I took the candle from my pocket and nestled it into the dirt as Myra taped up the cellophane. She was not angry or unfriendly, just determined — the same quietly unapologetic girl who’d stolen Lulu.

I asked to borrow her lighter, and I lit the candle. I told her about Cav, how I was the one who had left him. How he’d been in love with me, but I’d wanted to date other people. How he was my first real boyfriend, and I didn’t want to feel like I was missing out on someone better. I put him through hell. I just . . . He loved me, and I thought he always would. I was staring at the flame. “Stupid,” I murmured. “Stupid, stupid, stupid.”

“It’s all right,” Myra said.

I heard the story later from friends.

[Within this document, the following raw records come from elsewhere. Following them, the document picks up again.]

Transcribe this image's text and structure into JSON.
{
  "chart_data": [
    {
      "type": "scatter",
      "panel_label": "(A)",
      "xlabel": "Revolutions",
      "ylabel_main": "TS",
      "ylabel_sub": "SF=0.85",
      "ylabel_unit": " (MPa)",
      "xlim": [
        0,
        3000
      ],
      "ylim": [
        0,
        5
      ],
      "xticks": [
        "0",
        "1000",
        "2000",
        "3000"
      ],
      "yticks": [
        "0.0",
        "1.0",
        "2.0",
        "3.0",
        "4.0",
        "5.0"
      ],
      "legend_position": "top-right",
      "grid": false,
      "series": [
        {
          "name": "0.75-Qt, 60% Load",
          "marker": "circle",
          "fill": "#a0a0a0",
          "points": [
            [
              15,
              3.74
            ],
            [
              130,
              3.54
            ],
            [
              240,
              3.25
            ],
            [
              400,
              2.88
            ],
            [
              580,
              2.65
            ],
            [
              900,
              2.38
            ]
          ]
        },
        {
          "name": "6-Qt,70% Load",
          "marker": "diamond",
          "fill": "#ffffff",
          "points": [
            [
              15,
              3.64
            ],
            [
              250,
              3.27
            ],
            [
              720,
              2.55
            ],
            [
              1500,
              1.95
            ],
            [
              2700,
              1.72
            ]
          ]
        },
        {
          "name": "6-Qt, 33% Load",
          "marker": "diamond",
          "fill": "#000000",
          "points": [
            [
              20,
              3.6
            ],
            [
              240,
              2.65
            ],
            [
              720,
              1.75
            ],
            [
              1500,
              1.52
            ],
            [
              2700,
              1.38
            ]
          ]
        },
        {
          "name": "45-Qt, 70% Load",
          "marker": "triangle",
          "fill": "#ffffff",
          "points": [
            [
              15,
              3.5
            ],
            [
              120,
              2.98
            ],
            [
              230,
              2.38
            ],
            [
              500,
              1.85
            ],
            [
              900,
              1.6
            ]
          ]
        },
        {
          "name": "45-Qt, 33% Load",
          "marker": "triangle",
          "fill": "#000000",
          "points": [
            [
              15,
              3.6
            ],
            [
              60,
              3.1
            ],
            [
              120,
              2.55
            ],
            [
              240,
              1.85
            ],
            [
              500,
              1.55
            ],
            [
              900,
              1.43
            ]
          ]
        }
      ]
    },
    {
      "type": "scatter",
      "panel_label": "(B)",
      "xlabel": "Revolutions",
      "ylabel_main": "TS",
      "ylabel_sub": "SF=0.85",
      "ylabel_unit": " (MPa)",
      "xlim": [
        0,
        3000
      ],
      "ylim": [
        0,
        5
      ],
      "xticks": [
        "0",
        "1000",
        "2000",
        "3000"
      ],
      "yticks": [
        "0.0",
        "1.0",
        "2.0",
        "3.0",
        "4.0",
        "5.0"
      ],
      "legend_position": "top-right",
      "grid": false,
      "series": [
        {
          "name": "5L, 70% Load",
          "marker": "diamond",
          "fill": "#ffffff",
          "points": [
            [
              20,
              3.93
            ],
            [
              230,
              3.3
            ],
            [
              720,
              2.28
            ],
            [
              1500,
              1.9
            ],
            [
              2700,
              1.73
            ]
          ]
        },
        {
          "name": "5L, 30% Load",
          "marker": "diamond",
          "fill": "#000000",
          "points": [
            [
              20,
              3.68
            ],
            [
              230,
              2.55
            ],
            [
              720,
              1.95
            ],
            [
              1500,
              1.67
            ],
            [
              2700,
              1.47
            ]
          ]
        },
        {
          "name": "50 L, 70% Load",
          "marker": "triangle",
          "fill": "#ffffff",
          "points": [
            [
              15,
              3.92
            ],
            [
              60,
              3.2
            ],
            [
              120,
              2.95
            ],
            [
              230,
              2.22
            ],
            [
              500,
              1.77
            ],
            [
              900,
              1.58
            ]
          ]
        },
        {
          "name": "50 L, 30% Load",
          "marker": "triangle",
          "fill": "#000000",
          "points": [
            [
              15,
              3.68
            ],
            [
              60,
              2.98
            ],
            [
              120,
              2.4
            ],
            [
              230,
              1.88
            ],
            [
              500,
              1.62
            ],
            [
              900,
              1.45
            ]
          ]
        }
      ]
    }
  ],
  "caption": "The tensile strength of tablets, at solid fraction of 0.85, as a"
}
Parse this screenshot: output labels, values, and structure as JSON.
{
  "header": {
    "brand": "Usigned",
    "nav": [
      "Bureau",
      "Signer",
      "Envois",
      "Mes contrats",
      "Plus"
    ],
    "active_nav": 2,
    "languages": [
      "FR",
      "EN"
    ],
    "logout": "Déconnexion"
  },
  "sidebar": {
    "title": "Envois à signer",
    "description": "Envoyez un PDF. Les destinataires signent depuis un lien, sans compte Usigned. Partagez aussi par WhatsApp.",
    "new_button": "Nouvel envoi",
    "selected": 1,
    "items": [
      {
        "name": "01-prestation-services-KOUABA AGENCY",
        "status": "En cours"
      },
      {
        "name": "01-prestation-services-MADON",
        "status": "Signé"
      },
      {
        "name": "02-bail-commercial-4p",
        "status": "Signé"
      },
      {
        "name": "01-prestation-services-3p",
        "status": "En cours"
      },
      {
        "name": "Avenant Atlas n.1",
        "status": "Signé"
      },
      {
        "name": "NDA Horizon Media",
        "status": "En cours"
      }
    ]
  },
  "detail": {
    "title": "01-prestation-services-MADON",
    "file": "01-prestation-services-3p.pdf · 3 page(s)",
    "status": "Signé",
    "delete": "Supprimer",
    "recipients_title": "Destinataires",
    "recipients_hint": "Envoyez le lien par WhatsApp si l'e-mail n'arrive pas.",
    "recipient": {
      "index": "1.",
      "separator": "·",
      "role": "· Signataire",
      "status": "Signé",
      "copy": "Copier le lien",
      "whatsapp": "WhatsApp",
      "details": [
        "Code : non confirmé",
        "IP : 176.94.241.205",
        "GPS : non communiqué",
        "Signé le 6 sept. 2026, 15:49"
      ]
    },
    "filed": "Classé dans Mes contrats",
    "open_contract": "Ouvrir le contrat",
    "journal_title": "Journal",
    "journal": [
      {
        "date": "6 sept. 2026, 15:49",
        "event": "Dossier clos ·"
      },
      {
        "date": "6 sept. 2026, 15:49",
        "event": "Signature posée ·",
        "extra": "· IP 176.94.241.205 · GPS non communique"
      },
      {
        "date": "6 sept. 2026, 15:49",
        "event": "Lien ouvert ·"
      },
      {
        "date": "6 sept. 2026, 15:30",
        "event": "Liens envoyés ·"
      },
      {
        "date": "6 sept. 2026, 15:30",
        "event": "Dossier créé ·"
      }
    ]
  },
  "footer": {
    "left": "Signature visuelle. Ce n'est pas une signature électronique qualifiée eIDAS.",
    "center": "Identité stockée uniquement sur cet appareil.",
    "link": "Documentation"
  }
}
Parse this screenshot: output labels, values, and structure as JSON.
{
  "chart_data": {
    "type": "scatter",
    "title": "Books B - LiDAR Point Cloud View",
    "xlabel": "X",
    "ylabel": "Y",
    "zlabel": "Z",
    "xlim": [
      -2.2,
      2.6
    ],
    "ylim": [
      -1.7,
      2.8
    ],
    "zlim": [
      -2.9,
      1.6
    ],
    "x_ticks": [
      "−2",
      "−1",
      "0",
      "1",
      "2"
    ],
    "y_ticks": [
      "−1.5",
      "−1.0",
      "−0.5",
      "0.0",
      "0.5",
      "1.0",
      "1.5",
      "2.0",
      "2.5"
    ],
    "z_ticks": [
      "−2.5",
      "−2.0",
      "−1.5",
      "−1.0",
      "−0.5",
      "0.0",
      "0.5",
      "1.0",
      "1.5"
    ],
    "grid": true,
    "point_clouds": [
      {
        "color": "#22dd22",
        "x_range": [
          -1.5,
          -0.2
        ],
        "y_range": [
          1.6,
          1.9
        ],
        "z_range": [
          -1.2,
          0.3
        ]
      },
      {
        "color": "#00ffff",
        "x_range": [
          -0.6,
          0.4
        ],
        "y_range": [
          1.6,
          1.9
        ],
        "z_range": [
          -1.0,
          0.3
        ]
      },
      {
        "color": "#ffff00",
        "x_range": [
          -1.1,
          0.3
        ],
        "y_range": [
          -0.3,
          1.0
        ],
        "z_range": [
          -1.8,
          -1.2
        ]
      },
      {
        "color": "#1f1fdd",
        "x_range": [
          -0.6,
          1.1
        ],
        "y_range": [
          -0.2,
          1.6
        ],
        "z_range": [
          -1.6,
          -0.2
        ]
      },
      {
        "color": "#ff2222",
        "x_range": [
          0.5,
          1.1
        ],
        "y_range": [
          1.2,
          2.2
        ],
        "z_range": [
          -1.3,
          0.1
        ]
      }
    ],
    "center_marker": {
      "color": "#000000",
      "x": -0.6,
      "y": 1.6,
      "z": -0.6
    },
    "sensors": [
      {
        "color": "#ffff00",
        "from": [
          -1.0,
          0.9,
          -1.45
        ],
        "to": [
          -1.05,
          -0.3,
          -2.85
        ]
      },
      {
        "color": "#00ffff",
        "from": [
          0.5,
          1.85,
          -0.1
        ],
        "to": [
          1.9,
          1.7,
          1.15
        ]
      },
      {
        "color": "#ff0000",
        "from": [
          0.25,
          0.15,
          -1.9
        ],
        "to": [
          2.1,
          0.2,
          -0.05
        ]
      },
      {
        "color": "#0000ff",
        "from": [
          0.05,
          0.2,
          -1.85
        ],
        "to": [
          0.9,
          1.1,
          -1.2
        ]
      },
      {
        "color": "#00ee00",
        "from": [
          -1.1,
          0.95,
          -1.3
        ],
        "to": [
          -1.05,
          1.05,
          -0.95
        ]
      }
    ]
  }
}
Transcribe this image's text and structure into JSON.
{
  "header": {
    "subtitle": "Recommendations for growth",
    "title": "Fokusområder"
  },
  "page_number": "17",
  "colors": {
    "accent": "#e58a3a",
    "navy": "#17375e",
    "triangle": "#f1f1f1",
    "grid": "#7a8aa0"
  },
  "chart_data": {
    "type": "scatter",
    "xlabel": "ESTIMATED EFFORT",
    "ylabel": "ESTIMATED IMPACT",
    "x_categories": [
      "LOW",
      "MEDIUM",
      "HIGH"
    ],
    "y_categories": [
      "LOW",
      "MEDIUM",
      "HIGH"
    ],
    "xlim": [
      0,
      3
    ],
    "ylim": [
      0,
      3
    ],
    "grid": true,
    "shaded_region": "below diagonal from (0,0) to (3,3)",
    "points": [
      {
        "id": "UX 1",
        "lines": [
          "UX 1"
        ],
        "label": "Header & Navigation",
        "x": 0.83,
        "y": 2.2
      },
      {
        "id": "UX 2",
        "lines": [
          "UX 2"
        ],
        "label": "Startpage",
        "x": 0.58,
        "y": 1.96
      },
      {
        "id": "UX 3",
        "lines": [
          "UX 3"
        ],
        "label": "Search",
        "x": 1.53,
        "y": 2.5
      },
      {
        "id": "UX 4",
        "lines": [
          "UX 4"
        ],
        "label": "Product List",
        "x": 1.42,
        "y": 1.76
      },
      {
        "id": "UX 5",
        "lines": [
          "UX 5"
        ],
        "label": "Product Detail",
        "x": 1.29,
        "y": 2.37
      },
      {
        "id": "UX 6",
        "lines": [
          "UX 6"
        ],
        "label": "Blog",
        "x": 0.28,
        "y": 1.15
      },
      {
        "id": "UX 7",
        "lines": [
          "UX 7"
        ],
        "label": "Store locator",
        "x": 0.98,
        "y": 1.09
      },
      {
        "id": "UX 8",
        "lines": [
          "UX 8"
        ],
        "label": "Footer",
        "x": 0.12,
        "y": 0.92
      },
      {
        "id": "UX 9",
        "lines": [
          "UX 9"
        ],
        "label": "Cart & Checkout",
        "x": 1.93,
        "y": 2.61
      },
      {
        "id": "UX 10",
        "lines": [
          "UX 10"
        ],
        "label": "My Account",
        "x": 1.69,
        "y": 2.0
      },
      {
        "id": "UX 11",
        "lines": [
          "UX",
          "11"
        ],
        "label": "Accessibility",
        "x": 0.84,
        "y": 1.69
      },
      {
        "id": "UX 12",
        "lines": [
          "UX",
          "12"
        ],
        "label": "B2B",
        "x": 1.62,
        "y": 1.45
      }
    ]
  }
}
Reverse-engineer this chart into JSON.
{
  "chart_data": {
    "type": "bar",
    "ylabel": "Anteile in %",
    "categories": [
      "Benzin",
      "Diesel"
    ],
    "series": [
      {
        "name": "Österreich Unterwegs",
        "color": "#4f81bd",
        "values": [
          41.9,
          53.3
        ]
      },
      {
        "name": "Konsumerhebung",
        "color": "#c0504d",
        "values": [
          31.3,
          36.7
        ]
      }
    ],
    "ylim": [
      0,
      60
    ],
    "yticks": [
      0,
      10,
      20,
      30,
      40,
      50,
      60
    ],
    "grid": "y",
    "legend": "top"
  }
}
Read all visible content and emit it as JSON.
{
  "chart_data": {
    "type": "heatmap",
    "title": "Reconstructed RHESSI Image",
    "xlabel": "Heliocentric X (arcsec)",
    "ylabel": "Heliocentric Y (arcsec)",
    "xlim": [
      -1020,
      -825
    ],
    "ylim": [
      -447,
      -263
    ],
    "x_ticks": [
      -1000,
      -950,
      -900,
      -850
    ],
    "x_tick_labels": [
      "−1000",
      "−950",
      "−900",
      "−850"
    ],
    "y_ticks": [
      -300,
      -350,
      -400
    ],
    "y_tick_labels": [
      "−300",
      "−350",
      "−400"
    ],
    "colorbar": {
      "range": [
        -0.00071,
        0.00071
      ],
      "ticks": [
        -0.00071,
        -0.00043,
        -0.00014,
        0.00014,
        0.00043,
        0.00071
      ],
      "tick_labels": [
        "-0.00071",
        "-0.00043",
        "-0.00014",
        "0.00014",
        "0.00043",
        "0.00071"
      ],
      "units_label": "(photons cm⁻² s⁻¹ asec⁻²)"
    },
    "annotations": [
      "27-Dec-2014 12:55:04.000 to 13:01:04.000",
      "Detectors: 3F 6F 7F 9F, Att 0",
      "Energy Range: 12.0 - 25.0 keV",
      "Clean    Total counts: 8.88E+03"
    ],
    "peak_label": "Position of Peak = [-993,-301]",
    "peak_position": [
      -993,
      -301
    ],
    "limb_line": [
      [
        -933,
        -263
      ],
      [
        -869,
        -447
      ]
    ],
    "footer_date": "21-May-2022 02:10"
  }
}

Cav and Dani had been at a party on campus, and Cav had asked Dani to introduce him to Robin Nash, a friend of hers, and Dani had said, “Sure, you two would be great together.” And she did. So now it’s Cav and Robin.

Myra wanted two things — the “two impossibles,” she called them. One, to get out of her dad’s house, and, two, to go to college. I stared into the pale flame and asked questions and listened to her answers. Lulu climbed into my lap and went to sleep. I took a pen from my bag and wrote my number on Myra’s arm, and she wrote hers on mine. We both jumped when a car drove by, honking. It was Aunt Sallie, heading home for lunch, window down and waving wildly. Good Aunt Sallie, who knew to keep driving so that Myra and I could sit there on Route 34 in front of Mark’s cross, keeping him company on the second anniversary of his death.